To analyze the dose-response association between fecal hemoglobin concentrations and the presence of advanced neoplasia, defined as CRC or advanced adenoma, researchers in Germany studied 7,398 patients undergoing CRC screening after a quantitative FIT. The analysis excluded participants younger than age 50 years and older than age 79 years and those with a history of CRC or inflammatory bowel disease, colonoscopy in the past five years, inadequate bowel preparation, incomplete colonoscopy, undefined polyp from colonoscopy findings, and stool sampling after colonoscopy.

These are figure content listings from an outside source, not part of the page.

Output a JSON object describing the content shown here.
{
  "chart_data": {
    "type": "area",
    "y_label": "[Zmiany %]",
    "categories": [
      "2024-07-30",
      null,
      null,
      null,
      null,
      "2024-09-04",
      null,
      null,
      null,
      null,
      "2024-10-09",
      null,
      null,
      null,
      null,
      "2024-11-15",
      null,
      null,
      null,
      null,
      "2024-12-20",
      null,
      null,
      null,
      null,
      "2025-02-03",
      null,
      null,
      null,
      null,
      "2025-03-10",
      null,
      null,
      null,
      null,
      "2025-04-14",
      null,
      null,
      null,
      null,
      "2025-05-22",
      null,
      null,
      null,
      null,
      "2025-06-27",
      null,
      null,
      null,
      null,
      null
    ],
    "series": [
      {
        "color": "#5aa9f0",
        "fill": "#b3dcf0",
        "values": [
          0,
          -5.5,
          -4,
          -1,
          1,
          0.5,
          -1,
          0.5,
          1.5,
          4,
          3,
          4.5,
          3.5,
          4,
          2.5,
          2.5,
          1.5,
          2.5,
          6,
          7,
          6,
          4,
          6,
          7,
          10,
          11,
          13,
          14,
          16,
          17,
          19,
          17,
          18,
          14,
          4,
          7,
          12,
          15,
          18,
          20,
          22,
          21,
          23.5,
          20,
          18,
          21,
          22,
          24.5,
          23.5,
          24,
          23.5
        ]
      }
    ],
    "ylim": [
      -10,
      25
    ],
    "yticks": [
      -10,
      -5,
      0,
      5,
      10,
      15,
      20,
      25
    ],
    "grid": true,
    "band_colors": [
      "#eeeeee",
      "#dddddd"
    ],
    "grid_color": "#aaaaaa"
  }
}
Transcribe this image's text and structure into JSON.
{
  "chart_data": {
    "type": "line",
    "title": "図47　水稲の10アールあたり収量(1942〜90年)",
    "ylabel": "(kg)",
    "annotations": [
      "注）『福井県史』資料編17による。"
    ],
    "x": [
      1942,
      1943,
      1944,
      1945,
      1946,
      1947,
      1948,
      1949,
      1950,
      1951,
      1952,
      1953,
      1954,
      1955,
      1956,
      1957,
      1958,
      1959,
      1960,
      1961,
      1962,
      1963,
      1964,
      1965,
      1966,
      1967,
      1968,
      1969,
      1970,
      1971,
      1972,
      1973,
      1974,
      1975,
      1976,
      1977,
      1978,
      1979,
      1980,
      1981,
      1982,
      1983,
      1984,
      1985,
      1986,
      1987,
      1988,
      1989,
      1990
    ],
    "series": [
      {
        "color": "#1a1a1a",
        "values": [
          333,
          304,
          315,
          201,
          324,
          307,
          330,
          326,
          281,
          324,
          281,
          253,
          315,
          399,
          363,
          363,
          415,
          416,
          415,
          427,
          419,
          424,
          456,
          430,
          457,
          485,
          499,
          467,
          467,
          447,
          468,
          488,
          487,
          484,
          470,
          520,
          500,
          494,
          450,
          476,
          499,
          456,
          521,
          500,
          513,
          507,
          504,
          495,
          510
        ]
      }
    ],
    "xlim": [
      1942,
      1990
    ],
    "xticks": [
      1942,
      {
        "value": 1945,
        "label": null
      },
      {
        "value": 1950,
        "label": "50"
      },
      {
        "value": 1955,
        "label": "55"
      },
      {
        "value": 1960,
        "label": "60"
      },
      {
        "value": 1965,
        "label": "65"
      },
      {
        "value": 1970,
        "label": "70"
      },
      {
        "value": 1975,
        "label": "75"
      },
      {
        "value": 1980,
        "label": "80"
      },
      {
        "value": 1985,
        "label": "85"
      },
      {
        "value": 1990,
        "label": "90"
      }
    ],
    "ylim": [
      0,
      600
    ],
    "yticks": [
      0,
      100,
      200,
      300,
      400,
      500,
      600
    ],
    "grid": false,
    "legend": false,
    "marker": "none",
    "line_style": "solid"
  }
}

Participants were categorized by FIT hemoglobin concentration (in μg/g): less than 1.7, 1.7 to less than 8, 8 to less than 9, 9 to less than 10, 10 to less than 12, 12 to less than 17, 17 to less than 25, 25 to less than 45, and 45 or greater. Advanced adenomas were defined as those 1 cm or greater, with tubulo- or tubulo-villous components, or high-grade dysplasia. The researchers assessed prevalence of any adenoma (advanced adenoma or CRC) and of large adenomas (≥1 cm). Subgroup analyses were done by sex and age (50 to 59 years vs. 60 to 79 years). The results were published as a brief research report by Annals of Internal Medicine on Nov. 7.
Forty-one percent of patients had hemoglobin concentrations less than 1.7 μg/g, and 81% had a result less than 8 μg/g. Ten percent had what is considered a positive FIT, with fecal hemoglobin concentrations greater than 17 μg/g. Prevalence of adenomas increased from 6% among those with hemoglobin concentrations less than 1.7 μg/g to 22% in the group of participants with the highest hemoglobin concentration still considered a FIT-negative result. That compares to up to 51% among participants with FIT-positive results. Results were similar in subgroup analyses of large adenomas and subgroup analyses by age and sex.

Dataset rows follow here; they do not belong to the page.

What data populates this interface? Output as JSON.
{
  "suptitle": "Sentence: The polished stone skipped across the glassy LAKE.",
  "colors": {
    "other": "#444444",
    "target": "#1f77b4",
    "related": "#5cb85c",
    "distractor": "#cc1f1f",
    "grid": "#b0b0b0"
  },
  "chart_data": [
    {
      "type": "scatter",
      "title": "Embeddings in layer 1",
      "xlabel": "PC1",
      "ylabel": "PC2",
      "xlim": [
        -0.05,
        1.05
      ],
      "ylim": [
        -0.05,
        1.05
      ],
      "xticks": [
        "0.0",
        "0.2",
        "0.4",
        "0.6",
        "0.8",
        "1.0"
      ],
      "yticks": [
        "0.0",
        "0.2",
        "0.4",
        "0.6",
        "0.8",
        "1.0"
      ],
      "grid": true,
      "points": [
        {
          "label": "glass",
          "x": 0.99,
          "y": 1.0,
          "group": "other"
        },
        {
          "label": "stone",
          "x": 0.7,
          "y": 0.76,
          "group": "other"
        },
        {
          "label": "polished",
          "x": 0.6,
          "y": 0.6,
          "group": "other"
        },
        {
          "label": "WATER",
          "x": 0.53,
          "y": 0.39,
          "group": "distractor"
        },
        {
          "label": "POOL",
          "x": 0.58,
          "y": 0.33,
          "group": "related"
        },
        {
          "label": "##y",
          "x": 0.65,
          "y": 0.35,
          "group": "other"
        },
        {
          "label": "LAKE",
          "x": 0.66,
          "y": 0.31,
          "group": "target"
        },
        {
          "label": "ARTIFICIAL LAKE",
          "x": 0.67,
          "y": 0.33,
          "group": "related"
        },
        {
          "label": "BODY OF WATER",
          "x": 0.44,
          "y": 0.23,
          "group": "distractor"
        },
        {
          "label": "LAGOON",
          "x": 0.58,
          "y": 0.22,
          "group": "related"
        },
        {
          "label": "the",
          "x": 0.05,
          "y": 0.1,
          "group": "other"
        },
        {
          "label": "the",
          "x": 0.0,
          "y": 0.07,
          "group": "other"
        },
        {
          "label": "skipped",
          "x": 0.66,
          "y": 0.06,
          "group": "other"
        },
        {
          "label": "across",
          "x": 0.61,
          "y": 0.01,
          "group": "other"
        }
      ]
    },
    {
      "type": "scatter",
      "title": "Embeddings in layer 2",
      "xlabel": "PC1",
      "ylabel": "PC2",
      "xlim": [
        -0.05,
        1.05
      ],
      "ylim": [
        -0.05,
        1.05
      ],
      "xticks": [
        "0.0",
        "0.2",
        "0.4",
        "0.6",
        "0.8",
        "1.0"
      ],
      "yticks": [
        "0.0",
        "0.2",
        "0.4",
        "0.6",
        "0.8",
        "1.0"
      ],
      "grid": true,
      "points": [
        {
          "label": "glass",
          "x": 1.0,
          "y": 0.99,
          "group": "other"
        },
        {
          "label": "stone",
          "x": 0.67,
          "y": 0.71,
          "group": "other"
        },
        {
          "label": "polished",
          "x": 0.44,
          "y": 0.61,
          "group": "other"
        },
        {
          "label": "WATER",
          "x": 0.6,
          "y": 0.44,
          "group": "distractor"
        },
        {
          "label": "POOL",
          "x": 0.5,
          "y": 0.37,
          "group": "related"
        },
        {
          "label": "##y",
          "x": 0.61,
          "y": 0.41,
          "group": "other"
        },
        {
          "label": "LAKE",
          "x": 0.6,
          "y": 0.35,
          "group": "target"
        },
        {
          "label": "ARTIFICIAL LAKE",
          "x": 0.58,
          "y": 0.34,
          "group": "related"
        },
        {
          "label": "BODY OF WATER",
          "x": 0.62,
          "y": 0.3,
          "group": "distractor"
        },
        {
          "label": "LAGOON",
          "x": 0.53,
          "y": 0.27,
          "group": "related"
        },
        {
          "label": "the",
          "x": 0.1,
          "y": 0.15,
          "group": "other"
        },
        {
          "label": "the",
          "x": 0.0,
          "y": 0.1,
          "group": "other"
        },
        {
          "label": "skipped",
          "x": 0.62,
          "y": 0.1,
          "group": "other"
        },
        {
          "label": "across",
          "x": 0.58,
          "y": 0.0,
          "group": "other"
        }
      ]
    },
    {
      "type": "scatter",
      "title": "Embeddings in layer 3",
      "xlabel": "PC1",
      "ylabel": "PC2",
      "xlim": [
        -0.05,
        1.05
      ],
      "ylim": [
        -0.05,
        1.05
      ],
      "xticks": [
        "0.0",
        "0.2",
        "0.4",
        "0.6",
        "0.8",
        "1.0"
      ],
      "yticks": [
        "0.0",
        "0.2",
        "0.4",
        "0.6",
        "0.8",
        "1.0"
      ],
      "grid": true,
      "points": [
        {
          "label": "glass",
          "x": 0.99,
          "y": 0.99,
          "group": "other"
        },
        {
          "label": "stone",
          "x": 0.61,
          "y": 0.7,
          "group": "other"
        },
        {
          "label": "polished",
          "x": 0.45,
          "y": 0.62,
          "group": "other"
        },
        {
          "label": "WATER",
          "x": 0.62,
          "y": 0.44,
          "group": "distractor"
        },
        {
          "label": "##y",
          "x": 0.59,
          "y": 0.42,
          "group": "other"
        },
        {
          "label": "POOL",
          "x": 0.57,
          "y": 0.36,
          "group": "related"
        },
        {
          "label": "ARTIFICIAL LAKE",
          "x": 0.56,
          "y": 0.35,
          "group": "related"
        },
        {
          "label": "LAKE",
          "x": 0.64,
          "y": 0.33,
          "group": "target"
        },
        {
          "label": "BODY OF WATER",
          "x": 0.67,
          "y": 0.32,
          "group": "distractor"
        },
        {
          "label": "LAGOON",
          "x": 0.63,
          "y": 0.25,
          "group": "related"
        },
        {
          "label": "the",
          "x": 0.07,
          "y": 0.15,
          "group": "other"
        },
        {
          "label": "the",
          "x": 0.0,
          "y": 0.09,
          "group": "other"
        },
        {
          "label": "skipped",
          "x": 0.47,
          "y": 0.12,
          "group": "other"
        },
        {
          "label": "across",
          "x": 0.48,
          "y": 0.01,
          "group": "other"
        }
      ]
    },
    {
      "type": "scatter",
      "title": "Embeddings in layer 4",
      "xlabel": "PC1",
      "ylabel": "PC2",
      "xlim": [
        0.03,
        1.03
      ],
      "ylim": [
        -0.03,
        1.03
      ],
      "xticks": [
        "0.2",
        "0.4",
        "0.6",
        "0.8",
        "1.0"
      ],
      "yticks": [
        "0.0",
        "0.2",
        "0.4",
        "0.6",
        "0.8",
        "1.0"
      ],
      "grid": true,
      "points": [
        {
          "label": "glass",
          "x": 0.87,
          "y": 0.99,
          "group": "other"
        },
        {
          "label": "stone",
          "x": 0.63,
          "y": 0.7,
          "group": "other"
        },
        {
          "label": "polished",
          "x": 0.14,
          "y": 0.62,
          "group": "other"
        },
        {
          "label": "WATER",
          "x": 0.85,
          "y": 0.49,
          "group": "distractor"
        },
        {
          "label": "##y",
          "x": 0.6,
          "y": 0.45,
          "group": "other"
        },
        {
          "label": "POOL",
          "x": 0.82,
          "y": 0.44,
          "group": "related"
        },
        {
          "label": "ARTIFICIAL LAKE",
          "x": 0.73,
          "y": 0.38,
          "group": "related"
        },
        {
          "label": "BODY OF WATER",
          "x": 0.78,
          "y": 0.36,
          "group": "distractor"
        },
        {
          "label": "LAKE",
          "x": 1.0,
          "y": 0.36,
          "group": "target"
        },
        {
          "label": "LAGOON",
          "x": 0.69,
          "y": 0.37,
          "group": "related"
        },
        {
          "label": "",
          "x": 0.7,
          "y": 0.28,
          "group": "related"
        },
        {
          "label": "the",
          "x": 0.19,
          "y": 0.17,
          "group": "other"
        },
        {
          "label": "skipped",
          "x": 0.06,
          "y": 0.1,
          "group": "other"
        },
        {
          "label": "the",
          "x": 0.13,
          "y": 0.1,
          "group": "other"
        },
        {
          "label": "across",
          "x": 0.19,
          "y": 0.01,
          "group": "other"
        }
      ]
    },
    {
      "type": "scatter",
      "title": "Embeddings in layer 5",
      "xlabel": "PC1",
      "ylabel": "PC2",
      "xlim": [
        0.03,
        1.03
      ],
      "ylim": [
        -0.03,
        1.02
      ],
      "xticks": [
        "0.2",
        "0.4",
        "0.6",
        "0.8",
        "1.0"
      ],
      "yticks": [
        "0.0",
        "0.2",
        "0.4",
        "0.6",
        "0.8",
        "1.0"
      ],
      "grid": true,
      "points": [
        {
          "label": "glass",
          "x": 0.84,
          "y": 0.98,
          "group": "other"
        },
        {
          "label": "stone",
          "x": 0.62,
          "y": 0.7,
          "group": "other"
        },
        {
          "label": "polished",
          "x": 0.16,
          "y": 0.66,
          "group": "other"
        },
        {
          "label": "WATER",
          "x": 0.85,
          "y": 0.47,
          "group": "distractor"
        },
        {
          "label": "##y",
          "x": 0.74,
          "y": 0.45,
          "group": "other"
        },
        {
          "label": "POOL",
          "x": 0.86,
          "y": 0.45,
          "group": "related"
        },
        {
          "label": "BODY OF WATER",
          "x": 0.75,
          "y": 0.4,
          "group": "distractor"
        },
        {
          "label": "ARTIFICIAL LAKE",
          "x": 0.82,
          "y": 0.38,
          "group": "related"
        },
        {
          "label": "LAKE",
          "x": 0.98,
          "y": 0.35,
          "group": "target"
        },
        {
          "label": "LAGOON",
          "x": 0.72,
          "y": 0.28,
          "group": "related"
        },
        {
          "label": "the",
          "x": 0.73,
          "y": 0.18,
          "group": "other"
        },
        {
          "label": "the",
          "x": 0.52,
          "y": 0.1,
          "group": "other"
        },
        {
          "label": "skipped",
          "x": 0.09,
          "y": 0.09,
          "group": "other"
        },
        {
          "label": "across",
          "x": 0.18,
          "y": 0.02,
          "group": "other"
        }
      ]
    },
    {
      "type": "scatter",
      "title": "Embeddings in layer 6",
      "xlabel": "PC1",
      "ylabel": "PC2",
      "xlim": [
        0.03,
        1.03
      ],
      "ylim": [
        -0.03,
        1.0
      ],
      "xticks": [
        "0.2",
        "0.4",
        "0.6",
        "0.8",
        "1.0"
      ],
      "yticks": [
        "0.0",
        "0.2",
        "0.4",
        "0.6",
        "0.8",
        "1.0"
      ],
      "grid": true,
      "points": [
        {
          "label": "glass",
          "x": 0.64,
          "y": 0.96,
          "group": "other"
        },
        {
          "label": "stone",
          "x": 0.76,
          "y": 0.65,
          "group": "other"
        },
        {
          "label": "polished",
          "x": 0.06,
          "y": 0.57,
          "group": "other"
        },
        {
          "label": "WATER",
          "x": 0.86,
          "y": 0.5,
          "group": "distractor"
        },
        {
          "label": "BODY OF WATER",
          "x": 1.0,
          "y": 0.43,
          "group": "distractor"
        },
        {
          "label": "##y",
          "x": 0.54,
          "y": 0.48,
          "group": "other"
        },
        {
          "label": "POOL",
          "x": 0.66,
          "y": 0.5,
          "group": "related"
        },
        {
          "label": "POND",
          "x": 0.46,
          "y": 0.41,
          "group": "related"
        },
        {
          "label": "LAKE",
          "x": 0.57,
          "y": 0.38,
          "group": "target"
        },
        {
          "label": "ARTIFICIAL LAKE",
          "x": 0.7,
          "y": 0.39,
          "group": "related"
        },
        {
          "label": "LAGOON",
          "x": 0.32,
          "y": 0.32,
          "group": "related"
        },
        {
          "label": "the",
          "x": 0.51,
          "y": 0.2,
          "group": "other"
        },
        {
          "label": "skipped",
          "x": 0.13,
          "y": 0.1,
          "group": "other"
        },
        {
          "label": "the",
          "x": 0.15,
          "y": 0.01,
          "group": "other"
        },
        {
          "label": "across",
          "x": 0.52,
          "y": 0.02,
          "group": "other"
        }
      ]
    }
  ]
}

The results show that patients with hemoglobin concentrations in the upper range for a negative FIT result are at higher risk for CRC than those with negative values in the lower range, potentially indicating a benefit from personalized screening intervals. “Our results may help to develop risk-adapted FIT-based screening whose (cost-)effectiveness should be evaluated by modeling studies and screening trials,” the study authors wrote.